May 22, 2025

Warren, Markey Slam Trump’s Science Funding Cuts, Highlights Threats to Research and Innovation

Senators concerned by Administration's false claims of progress highlight over 250 NSF grants that have been canceled across Massachusetts.

“We urge you to work with the NSF and the White House to reverse the Trump Administration’s budget cuts and the chaos the administration has created.”

Text of Letters (PDF)

Washington, D.C. – U.S. Senators Elizabeth Warren (D-Mass.) and Edward J. Markey (D-Mass.) sent a letter to Michael Kratsios, Director of the White House Office of Science and Technology Policy (OSTP), detailing their concerns with the ongoing chaos and upheaval at the National Science Foundation (NSF) and its impact on the future of scientific research and innovation across the United States and the hundreds of thousands of students, postdocs, and faculty in Massachusetts who depend on federal science funding.

“As the Director of the White House Office of Science and Technology Policy and Science Advisor to President Trump, you are charged with ‘empowering researchers to achieve groundbreaking discoveries’ and safeguarding U.S. leadership in science,” wrote the senators. “Therefore, we write to seek answers regarding why the Trump administration has led the agency into such disarray.” 

On February 12, 2025, the senators wrote to the NSF inquiring about the decision-making process for the recent disruptions to grant funding and highlighting their impact on research institutions in Massachusetts. In response, NSF told the senators, “The agency has not stopped working; in fact, we have continued to make significant progress over the past few weeks.”

But since the beginning of the Trump Administration, the NSF appears to have awarded fewer new grants than in any of the five preceding years and recently announced that it would be returning all approved grant proposals back to the review stage, terminating more than 1,400 existing grants, freezing all new grant funding actions “until further notice,” and capping the percentage of NSF grants that institutions are able to spend on administrative and operational costs like facilities and equipment costs at 15 percent. Amidst all of this, on April 24, 2025, NSF Director Panchanathan abruptly stepped down, leaving the agency without a leader or clear direction.

A federal judge issued an order to the NSF stopping the agency from freezing, blocking, or terminating grants, calling such actions “unlawful.” However, reports indicate that the NSF has significantly cut back on funding and awards activity—in what appears to be defiance of court orders—reversing years of progress and endangering the nation’s scientific future.

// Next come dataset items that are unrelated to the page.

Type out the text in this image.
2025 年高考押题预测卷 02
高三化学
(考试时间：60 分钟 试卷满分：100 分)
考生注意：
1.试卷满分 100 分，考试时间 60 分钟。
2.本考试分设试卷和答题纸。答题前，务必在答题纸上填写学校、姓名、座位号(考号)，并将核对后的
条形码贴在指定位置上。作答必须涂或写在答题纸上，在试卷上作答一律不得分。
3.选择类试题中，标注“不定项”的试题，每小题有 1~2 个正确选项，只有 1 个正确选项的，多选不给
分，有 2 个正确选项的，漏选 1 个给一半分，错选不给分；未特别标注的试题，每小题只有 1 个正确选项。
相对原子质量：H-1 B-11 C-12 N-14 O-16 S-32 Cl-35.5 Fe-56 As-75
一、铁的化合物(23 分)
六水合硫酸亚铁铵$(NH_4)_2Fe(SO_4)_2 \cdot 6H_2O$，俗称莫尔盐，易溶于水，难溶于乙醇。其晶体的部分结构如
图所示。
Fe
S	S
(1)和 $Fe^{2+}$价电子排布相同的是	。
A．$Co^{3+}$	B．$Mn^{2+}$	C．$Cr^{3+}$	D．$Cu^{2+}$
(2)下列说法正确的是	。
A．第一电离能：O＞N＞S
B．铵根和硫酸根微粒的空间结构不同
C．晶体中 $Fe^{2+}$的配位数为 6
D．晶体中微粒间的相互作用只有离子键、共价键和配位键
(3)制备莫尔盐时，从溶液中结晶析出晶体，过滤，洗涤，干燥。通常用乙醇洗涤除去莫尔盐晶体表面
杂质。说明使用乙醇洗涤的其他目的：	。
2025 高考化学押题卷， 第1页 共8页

Over 250 grants have been canceled across Massachusetts, with research institutions scrambling to support students who have lost NSF funding and beginning to reduce incoming class sizes for certain scientific programs by 50% due to funding cuts, pauses, and uncertainty. 

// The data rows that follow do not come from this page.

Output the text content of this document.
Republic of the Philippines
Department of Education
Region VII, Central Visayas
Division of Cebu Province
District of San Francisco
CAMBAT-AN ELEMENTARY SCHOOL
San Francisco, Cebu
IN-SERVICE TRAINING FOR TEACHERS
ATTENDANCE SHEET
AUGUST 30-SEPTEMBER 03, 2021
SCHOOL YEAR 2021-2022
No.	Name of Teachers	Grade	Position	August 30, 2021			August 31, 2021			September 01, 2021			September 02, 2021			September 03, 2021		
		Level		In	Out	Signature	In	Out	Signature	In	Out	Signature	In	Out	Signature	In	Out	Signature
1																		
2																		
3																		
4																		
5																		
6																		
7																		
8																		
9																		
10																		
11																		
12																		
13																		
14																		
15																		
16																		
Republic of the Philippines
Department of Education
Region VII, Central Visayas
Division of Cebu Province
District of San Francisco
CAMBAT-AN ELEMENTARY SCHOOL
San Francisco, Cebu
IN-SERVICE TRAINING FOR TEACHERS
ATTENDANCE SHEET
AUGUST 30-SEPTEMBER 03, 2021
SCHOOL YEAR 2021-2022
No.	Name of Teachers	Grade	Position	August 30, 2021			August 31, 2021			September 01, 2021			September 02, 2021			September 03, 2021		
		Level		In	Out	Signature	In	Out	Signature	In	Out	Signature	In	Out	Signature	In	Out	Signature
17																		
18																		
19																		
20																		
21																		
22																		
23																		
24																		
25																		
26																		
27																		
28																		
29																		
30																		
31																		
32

More upheaval continues to plague the NSF, with Director Panchanathan unexpectedly stepping down, leaving the agency currently leaderless and without a clear future. Reports suggest that Panchanathan’s departure may have been triggered by impending budget and staff reductions at the recommendation of the Department of Government Efficiency (DOGE), making working for the NSF untenable. If the reports are accurate, the departure represents a clear rebuke of the Trump Administration’s approach to the U.S. science enterprise.

“Given the critical importance of NSF funding to scientific progress in Massachusetts and across the country, we urge you to work with the NSF and the White House to reverse the Trump Administration’s budget cuts and the chaos the administration has created,” concluded the senators.

Due to the troubling reports about the status of the grant review and funding process at the NSF and the impacts these disruptions have on researchers who depend on federal science funding, the senators demand a response by June 3, 2025.